Par Chatquilouche @chatquilouche

 Octobre 1968.  J’ai huit ans et je suis en troisième année.  J’aimais l’école et mon frère Alain la détestait.  J’étais un premier de classe alors que mon frère se complaisait en fond de grille.  Nos parents nous avaient littéralement abandonnés et, parmi les choses que deux petits gars ne considèrent pas comme prioritaires, le lavage des vêtements ressort au premier rang, d’autant plus qu’une boîte de savon valait bien un pain et une pinte de lait, soit notre nourriture pour une semaine…  Ce matin-là, je n’avais plus de linge propre à me mettre.  Comme mon frère ne comprenait pas mon désir de suivre des cours plutôt que d’intimider les voisins, il me trouva un vêtement un peu moins sale que le reste de la brassée : un haut de pyjama dont l’odeur n’était, selon son nez, pas aussi rebutante que le chandail que j’aimais.

— J’ne suis pas pour aller à l’école avec ça ; c’est un haut de pyjama.

— Personne ne va s’en apercevoir avec des pantalons ordinaires.

Je n’étais pas convaincu, mais j’étais prêt à faire l’essai puisque ce matin, on avait le cours de math, et les maths, c’est tellement rassurant.  On peut compter sur les mathématiques pour fournir une réponse claire à la même question, une stabilité dans ma vie.  Je mis donc mon pantalon pas très propre et le fameux haut de pyjama et me dirigeai vers l’école Ste-Famille.  Je marchais en me traînant les pieds et en regardant par terre, espérant devenir invisible, ayant trop honte pour exister vraiment.

 J’étais le fantôme de ma propre enfance, un garçon de huit ans qui déambulait sans autre but qu’un prochain repas et une bonne note à l’examen.  Mon frère m’avait bien certifié que personne ne s’apercevrait de mon étrange accoutrement.  Pourtant, juste au coin de la rue, le premier ami que je rencontrai m’interpella gentiment.

— Heille !  T’es pas réveillé toé à matin !  Tu portes encore ton pyjama !

Je me regardai comme si je voyais pour la première fois ce vêtement de nuit et, sans le moindre commentaire, je retournai chez moi pour ne plus revenir avant le mois de mai, pétri de honte et d’amertume.

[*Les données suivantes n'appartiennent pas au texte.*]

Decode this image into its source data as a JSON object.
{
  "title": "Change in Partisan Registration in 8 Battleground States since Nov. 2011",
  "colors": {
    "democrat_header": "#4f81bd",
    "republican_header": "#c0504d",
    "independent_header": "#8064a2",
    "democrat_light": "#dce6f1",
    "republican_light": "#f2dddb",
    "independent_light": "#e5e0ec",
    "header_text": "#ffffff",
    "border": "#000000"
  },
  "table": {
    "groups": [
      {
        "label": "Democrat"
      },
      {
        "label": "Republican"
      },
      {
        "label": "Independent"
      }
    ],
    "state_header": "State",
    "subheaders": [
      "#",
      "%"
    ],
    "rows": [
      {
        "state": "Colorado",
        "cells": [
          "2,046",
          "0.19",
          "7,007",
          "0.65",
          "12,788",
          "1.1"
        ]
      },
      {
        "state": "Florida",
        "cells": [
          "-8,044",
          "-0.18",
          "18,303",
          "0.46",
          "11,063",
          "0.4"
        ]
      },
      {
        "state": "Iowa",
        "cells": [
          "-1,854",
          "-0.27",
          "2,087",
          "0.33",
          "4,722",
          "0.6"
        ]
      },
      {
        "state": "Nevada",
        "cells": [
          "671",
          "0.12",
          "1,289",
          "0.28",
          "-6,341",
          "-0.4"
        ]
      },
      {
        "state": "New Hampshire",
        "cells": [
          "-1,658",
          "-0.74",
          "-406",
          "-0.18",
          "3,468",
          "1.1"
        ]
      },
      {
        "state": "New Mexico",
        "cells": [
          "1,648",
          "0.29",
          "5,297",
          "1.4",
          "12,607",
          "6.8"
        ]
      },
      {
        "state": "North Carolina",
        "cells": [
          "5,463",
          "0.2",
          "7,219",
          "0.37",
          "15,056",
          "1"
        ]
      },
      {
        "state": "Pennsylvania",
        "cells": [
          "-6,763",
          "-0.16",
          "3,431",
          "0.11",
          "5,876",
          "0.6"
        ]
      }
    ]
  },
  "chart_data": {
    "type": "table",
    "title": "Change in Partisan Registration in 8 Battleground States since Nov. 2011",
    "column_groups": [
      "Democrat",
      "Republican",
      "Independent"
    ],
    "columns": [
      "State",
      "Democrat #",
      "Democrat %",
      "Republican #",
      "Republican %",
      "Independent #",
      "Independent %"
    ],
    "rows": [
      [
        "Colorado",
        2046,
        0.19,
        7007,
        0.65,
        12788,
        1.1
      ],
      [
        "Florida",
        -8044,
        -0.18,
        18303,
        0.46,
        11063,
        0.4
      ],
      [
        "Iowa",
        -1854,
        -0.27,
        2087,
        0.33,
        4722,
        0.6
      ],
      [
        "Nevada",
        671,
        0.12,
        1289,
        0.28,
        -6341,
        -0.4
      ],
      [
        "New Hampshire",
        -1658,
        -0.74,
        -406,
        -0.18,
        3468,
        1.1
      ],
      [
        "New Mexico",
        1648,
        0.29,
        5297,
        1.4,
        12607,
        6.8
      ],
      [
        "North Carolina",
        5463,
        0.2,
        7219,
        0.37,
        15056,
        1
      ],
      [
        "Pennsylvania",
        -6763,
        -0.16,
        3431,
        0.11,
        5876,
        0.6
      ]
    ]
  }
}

Ma tristesse infinie plombait mes pas et me brisa le cœur.  Aucune réaction de la part de l’école ; personne n’est venu frapper à ma porte.  Jusqu’à ce jour précis, mes notes excellentes m’immunisaient contre toute intervention des services sociaux.  J’avais de bonnes notes, donc j’allais bien et surtout, l’école allait bien…

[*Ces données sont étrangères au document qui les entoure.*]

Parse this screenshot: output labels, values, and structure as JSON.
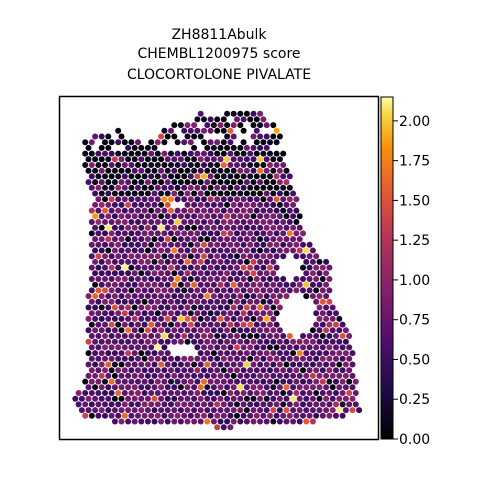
{
  "chart_data": {
    "type": "scatter",
    "subtype": "spatial-hexbin-spots",
    "title_lines": [
      "ZH8811Abulk",
      "CHEMBL1200975 score",
      "CLOCORTOLONE PIVALATE"
    ],
    "xlabel": "",
    "ylabel": "",
    "axes_ticks_visible": false,
    "grid": false,
    "colormap": "inferno",
    "colorbar": {
      "range": [
        0.0,
        2.15
      ],
      "ticks": [
        0.0,
        0.25,
        0.5,
        0.75,
        1.0,
        1.25,
        1.5,
        1.75,
        2.0
      ],
      "tick_labels": [
        "0.00",
        "0.25",
        "0.50",
        "0.75",
        "1.00",
        "1.25",
        "1.50",
        "1.75",
        "2.00"
      ],
      "placement": "right"
    },
    "value_distribution": {
      "typical_range": [
        0.3,
        0.8
      ],
      "background_regions": "dark purple (about 0.4-0.6)",
      "top_edge_values": "near 0.0 (black)",
      "hotspots_max": 2.1
    },
    "tissue_holes": [
      "lower-middle-left oval",
      "right-middle round hole",
      "small gaps near top"
    ]
  }
}
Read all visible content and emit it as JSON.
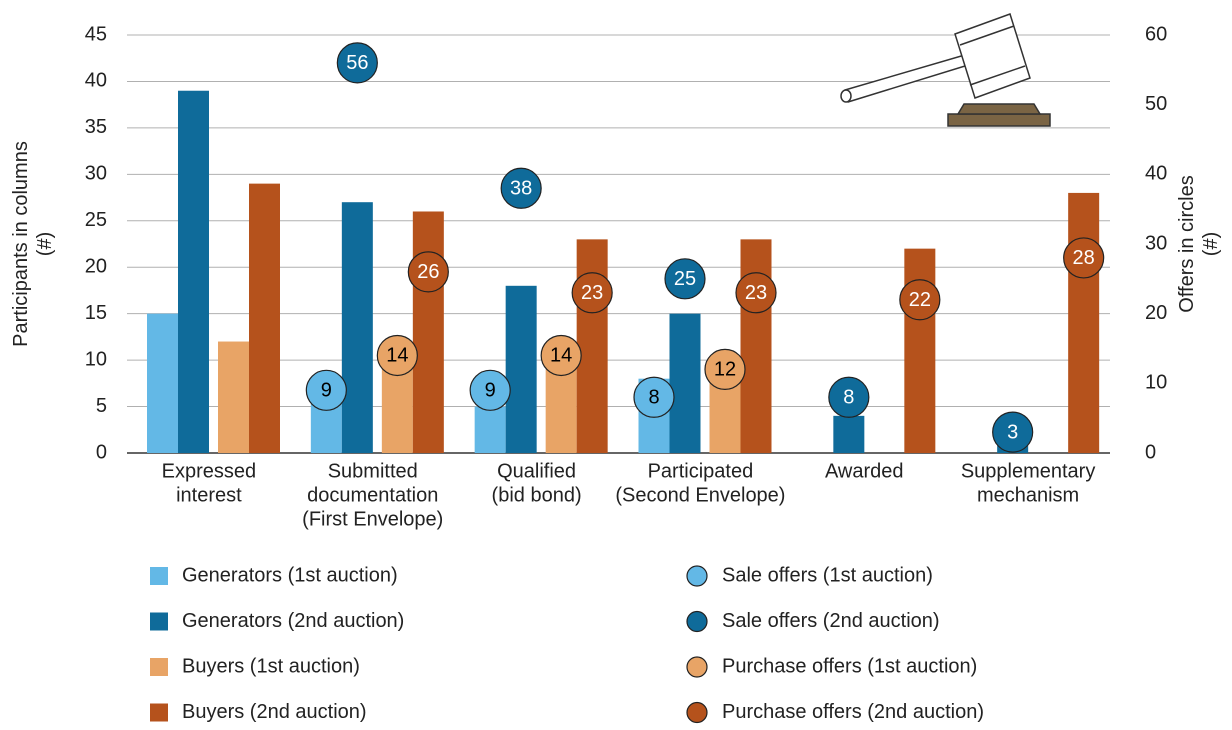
{
  "chart_data": {
    "type": "bar",
    "categories": [
      [
        "Expressed",
        "interest"
      ],
      [
        "Submitted",
        "documentation",
        "(First Envelope)"
      ],
      [
        "Qualified",
        "(bid bond)"
      ],
      [
        "Participated",
        "(Second Envelope)"
      ],
      [
        "Awarded"
      ],
      [
        "Supplementary",
        "mechanism"
      ]
    ],
    "ylabel": [
      "Participants in columns",
      "(#)"
    ],
    "y2label": [
      "Offers in circles",
      "(#)"
    ],
    "ylim": [
      0,
      45
    ],
    "yticks": [
      0,
      5,
      10,
      15,
      20,
      25,
      30,
      35,
      40,
      45
    ],
    "y2lim": [
      0,
      60
    ],
    "y2ticks": [
      0,
      10,
      20,
      30,
      40,
      50,
      60
    ],
    "grid": true,
    "series": [
      {
        "name": "Generators (1st auction)",
        "color": "#63b8e6",
        "values": [
          15,
          6,
          5,
          8,
          null,
          null
        ]
      },
      {
        "name": "Generators (2nd auction)",
        "color": "#0f6b9a",
        "values": [
          39,
          27,
          18,
          15,
          4,
          2
        ]
      },
      {
        "name": "Buyers (1st auction)",
        "color": "#e8a466",
        "values": [
          12,
          10,
          11,
          9,
          null,
          null
        ]
      },
      {
        "name": "Buyers (2nd auction)",
        "color": "#b5521c",
        "values": [
          29,
          26,
          23,
          23,
          22,
          28
        ]
      },
      {
        "name": "Sale offers (1st auction)",
        "color": "#63b8e6",
        "text_color": "#000000",
        "axis": "y2",
        "marker": "circle",
        "values": [
          null,
          9,
          9,
          8,
          null,
          null
        ]
      },
      {
        "name": "Sale offers (2nd auction)",
        "color": "#0f6b9a",
        "text_color": "#ffffff",
        "axis": "y2",
        "marker": "circle",
        "values": [
          null,
          56,
          38,
          25,
          8,
          3
        ]
      },
      {
        "name": "Purchase offers (1st auction)",
        "color": "#e8a466",
        "text_color": "#000000",
        "axis": "y2",
        "marker": "circle",
        "values": [
          null,
          14,
          14,
          12,
          null,
          null
        ]
      },
      {
        "name": "Purchase offers (2nd auction)",
        "color": "#b5521c",
        "text_color": "#ffffff",
        "axis": "y2",
        "marker": "circle",
        "values": [
          null,
          26,
          23,
          23,
          22,
          28
        ]
      }
    ]
  }
}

 Les vêtements de l’oncle Wilbrod

 Quatre ans plus tard, je suis en famille d’accueil depuis un peu plus de trois ans.  Je me dois d’être rentable, de rapporter.  En ce qui a trait aux vêtements, les services sociaux donnent quelques dollars chaque saison pour m’habiller de vêtements neufs.  Cette famille d’accueil préfère garder l’argent pour leur enfant et accepter tout vêtement usagé donné pour moi.  Donc, plutôt que de recevoir du linge usé par ma propre famille, je recevais et portais des guenilles de leur parenté.

L’année de mes douze ans, en 1972, leur oncle Wilbrod est décédé.  L’oncle Wilbrod était petit et ses héritiers m’avaient laissé une grosse boîte de vêtements.  Je vous signale que l’oncle en question était né en 1899 et mort en 1972, ce qui lui faisait un retentissant 73 ans au moment de sa mort !  La taille était à peu près la bonne, la mode, très en retard.  Le velours cordé était à l’honneur, dont le manteau et le bonnet du style « Séraphin Poudrier ».  Déjà que j’étais petit et que je venais de sauter une année, être aussi mal attriqué n’allait pas m’aider à me faire des amis !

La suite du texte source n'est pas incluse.